Over the past week, the stress has intensified. And so has my desire to consume sweet things. Candy (handy that Halloween just happened). Cake (even with candy on top). More candy.
My reaction has been, What the...? I don't eat sweets. I don't even have a sweet tooth; I have a potato chip tooth. Don't care for chocolate, particularly, but there I am, nightly, squeezing chocolate syrup on top of my orange-iced ginger cake with ice cream and whipped cream.
First, this has me alarmed and has to stop for obvious reasons involving my figure. But second, it's got me wondering whether there's a link between stress and cravings for sugar.
Some poking around reveals that the answer is yes.
A study in the open access journal BMC Biology in 2005 found that rats who were stressed wanted to wolf down lots of sugar cubes because of high brain levels of a chemical called corticotropin-releasing factor - a stress hormone that humans also have.
The scientists concluded that stressed people might be more likely to crave things that made them feel good – like eating sugar or taking drugs.

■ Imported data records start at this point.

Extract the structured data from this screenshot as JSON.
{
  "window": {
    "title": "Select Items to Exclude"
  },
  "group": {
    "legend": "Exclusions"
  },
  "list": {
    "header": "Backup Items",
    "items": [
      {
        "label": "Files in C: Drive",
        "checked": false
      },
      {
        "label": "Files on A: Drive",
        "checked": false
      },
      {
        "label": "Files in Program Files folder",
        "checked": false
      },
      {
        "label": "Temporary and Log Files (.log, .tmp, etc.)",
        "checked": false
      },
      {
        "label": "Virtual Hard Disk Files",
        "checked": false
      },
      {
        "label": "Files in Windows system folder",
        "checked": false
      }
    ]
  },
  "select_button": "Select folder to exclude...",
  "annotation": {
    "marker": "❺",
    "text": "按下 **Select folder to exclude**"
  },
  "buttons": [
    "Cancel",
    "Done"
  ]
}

OK, that helps explain why I want to eat nice-tasting sweets. But it seems I might as well just go straight for dark chocolate, if it's stress relief I'm after.
In a study released today, volunteers who said they were really stressed out ate dark chocolate for two weeks. When tested, scientists found reductions in stress hormones and other stress-related biochemical changes.
"The study provides strong evidence that a daily consumption of 40 grams (1.4 ounces) during a period of 2 weeks is sufficient to modify the metabolism of healthy human volunteers," the scientists said in the press release.
And then, after I've eaten my nightly cake with dark chocolate sauce on top, and regularly noshed on dark chocolate from the plastic pumpkin basket, I might just get hooked on sugar, which is bad.
Another study, presented in late 2008 at the American College of Neuropsychopharmacology annual meeting, found that sugar is addictive to rats. Sugar binges changed the levels of the rats' brain chemicals that control how much they want and like something. When their sugar was taken away, the rats did pretty much whatever they could to get sugar again.
And we all know that if rats do it, humans probably will too.
I guess I'll have to start saying no to sugar again. But I wonder if a glass of chocolate wine and a little dark chocolate on the side will take care of my stress? At least it'll taste awesome.